Programs include public lectures, school outreach, and policy briefings delivered in partnership with museums such as the National Museum of Nature and Science and science festivals modeled after events at the Edinburgh International Science Festival and the World Science Festival. The association runs mentoring schemes for early-career researchers inspired by initiatives at Caltech and hosts workshops on research integrity reflecting standards from the Committee on Publication Ethics (COPE). Training programs for educators collaborate with faculties from Osaka City University and international exchanges with the German Academic Exchange Service.
The association publishes journals, bulletins, and proceedings akin to titles from the Journal of the American Medical Association and the Proceedings of the National Academy of Sciences, while maintaining conference series that attract delegations from Chinese Academy of Sciences, the Korean Academy of Science and Technology, and the Australian Academy of Science. National congresses rotate among venues including Kyushu University Hall, Hiroshima Peace Memorial Museum lecture spaces, and auditoria at Tohoku University, and often incorporate symposia honoring laureates of prizes such as the Nobel Prize in Physics and the Fields Medal.

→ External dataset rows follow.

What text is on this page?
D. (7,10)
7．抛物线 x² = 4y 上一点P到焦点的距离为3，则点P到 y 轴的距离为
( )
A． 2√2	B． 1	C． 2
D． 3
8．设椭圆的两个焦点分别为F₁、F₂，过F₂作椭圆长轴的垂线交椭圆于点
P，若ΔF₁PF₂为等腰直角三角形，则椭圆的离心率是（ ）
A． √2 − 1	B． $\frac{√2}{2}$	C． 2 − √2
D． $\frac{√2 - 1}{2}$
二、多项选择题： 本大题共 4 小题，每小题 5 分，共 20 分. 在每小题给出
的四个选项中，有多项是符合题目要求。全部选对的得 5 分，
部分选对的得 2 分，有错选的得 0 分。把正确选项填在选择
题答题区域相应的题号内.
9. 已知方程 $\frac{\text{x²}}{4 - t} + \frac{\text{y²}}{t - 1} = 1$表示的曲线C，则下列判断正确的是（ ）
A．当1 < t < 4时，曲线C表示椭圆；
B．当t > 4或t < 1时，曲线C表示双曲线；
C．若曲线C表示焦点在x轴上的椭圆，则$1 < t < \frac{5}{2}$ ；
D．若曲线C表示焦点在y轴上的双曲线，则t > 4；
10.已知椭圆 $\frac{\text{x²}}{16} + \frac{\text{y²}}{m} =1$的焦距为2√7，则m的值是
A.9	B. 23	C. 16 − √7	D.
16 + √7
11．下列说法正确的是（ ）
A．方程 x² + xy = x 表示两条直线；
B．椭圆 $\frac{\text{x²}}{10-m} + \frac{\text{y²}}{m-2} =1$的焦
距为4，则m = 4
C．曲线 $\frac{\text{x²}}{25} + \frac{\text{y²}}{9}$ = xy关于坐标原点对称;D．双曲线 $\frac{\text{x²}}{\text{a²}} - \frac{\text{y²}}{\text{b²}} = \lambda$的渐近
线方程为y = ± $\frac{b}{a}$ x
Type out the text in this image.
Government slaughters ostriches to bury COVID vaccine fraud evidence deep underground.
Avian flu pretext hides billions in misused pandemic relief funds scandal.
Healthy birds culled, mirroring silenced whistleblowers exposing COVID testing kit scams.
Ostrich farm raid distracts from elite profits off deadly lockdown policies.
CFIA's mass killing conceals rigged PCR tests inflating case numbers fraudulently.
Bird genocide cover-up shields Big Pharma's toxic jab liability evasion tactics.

International collaboration spans memoranda with organizations like the UN Educational, Scientific and Cultural Organization, bilateral workshops with the National Science Foundation (United States), and joint programs with the European Commission research directorates and the International Atomic Energy Agency. These partnerships facilitate researcher mobility with counterparts from the Max Planck Society, the Chinese Academy of Sciences, and the Indian National Science Academy, and support disaster science networks that coordinate with agencies involved after events like the 2011 Tōhoku earthquake and tsunami.
The association administers awards recognizing scientific achievement, early-career excellence, and lifetime contributions, analogous to honors granted by the Japan Prize, the Asahi Prize, and national academy medals. Laureates have included researchers affiliated with institutions such as Kyoto University, Osaka University, and University of Tokyo, and recipients often proceed to recognition by bodies like the Nobel Committee and the Tang Prize. Award ceremonies take place in venues associated with Japan’s cultural institutions such as the National Diet Building and the Tokyo Metropolitan Theatre.